Shortly after Nikita Khrushchev visited the United States in 1959, the first leader of the USSR to do so, he travelled to his own country’s Pacific coast and declared that Vladivostok would become the “Soviet San Francisco”.
But while the California original went from Haight-Ashbury and the Summer of Love to developing home computers and the internet, Vladivostok remained a military-dominated port off-limits to foreigners and even most Soviets.
As it was put by local blogger “Primorsk Traveller”, who takes his name from the region around Vladivostok: “After [Khrushchev’s pledge] a funicular was built in Vladivostok. That’s where the city’s transformation into San Francisco ended.”
Some tiny city cars look particularly toy-like with a burly Russian at the wheel
Around the Amur Bay and the crescent-shaped Golden Horn that curves deep into the city, the Soviets also built ranks of tower blocks, linked by broad avenues and straggly side-streets, that sprawl across the steep hills overlooking the water.
When communism’s collapse reopened Vladivostok to the world in the 1990s, “gangster capitalism” roared in and subjected the city to years of chaotic construction, unchecked by urban planning, which piled a jumble of graft-ridden and shoddy projects onto already ailing Soviet infrastructure.
Yet despite all the neglect and mistreatment, this city of 600,000 people can still be stunning, especially to travellers stepping off an 8½-hour flight from European Russia.

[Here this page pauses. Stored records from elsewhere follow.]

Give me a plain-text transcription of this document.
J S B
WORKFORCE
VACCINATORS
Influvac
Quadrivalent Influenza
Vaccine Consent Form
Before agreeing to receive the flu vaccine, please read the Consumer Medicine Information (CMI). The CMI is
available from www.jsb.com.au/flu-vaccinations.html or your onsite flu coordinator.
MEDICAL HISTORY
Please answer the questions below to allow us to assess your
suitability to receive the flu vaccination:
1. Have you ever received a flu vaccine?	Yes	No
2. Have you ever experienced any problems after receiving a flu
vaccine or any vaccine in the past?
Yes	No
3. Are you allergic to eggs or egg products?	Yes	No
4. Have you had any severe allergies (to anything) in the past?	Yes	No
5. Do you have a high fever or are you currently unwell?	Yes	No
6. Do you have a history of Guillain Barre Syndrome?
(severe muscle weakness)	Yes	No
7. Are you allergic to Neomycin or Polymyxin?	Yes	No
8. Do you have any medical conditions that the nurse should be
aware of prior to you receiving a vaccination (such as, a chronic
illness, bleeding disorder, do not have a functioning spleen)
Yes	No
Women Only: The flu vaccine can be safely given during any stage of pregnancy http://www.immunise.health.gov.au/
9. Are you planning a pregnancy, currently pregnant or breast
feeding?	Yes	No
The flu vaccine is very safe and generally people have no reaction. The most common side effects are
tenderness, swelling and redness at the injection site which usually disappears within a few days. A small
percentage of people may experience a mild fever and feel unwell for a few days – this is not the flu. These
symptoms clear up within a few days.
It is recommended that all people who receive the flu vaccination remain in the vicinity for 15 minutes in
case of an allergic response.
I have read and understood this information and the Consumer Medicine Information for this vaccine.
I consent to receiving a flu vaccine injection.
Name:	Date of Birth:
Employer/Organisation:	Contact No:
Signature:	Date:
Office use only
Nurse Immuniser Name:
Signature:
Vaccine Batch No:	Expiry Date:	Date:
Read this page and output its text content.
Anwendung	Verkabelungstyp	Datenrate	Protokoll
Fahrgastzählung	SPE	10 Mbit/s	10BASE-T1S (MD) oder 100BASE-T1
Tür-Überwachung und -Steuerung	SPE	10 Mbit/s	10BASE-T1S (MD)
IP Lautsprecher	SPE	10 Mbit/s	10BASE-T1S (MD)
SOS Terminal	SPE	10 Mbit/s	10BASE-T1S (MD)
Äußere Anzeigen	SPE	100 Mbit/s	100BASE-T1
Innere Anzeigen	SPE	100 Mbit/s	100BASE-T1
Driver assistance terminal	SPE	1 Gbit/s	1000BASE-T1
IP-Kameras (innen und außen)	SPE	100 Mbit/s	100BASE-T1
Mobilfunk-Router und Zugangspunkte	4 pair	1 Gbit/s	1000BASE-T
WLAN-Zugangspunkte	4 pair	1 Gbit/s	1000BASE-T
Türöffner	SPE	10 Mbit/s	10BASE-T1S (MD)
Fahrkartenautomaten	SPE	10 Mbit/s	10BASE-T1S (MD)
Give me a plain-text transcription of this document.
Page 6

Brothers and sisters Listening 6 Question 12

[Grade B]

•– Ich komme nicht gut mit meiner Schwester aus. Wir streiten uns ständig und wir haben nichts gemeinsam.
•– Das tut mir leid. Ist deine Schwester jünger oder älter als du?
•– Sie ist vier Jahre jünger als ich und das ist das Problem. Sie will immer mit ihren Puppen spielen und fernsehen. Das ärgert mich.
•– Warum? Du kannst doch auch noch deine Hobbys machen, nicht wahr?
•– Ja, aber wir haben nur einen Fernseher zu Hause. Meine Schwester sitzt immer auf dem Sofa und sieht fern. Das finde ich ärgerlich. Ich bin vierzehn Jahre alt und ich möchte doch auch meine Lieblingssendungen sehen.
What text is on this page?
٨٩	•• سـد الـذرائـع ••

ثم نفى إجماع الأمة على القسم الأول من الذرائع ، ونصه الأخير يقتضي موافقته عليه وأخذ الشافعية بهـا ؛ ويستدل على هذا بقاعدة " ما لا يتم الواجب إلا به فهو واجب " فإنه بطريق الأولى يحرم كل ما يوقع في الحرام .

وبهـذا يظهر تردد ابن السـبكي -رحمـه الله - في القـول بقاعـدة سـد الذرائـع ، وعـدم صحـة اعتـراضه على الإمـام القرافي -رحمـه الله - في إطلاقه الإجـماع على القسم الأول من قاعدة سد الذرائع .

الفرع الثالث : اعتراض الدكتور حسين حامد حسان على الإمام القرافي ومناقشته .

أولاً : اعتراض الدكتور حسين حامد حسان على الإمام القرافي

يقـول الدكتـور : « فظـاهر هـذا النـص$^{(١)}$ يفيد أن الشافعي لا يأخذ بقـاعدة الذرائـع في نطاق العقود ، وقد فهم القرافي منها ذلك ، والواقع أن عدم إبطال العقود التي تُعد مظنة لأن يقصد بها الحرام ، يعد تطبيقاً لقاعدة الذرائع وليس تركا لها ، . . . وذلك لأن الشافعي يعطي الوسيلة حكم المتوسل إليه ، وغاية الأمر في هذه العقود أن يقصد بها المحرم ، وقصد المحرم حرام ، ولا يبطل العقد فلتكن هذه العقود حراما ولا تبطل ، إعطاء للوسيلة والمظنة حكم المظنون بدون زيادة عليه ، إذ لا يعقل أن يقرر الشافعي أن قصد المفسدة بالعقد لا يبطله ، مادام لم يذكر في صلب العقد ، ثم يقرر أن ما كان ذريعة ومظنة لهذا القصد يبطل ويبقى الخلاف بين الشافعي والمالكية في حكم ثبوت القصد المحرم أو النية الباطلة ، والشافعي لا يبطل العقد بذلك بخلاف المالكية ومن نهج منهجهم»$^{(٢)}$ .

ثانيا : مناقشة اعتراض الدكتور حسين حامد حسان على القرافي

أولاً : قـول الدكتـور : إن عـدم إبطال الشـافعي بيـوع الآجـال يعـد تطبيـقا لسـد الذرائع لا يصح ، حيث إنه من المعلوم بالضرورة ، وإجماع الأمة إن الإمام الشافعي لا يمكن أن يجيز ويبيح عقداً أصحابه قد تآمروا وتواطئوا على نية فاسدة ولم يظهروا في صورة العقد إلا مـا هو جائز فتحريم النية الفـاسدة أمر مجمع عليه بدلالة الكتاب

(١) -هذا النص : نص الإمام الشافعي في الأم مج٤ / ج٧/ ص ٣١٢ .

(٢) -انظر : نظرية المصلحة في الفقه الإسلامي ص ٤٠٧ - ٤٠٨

After pancake-flat Saint Petersburg and Moscow's only marginally less monotonous terrain, Vladivostok's plunge towards the Sea of Japan is thrilling, and its island-studded bay shimmers under skies that seem more luminous than those further west.
Right-hand drive
The traffic scaling the hills among these vistas is also different, because most vehicles here are right-hand drive, imported directly from Japan, and include models that were never sold in Europe, some of them tiny city cars that look particularly toy-like with a burly Russian at the wheel.
Job offers taped to lampposts here seek locals willing to help importers register cars from Japan, and adverts promise Japanese – not European – quality to prospective shoppers.
While car traders and smugglers quickly forged international links after the Soviet Union's demise, officials were slow to develop connections between Vladivostok and its rapidly rising neighbours – Japan, South Korea and China.
That was supposed to change in 2012, when Vladivostok hosted the Asia-Pacific Economic Co-operation (APEC) summit and welcomed the region’s leaders to a city where billions of euro had been spent on a major modernisation programme.
Headline projects included a new airport and highway, a university campus and two spectacular bridges in the city, including the longest cable-stayed span in the world, with pylons that are almost as tall as the Eiffel Tower.
Locals hailed the investment and hoped it marked a move from decades of talk about developing Russia’s “window on the east” to a policy of consistent action.
A decade on, however, people are still leaving Vladivostok and Russia’s Far Eastern federal district – an area more than twice the size of India, yet home to just 6 million people, which has lost a quarter of its population since 1990.
They complain about low wages, high prices for everything from apartments to groceries, and basic infrastructure and public services that are still crumbling in the shadow of those glittering new bridges.
Corruption remains a constant, and a string of Vladivostok mayors have faced graft allegations: former city chief Igor Pushkaryov was jailed for 15 years in 2019 over building deals with firms run by his relatives, and another ex-mayor, Oleg Gumenyuk, is now in custody on suspicion of taking bribes from a funeral home.
Pacific fleet
The Pacific fleet of the Russian navy continues to flourish, however, amid growing co-operation with China and tension with Japan and the United States.
Russia and China have just completed three days of joint manoeuvres in the Sea of Japan, which began on Friday with Moscow’s military saying it prevented a US destroyer from entering Russian territorial waters – a claim the Pentagon denied.
Moscow and Tokyo maintain cordial ties, but are still to sign a formal peace treaty after the second World War due to a dispute over a Kremlin-controlled archipelago that Russia calls the Kuril Islands, and Japan the Northern Territories.
The impasse prevents the Pacific neighbours forging closer relations, and stops Japan investing more in Vladivostok – a city whose name means “ruler of the east”, and whose strategic value, if not the needs of its people, has always been apparent to distant Moscow.
“Vladivostok is far away,” Vladimir Lenin said nearly a century ago, “but this city is ours.”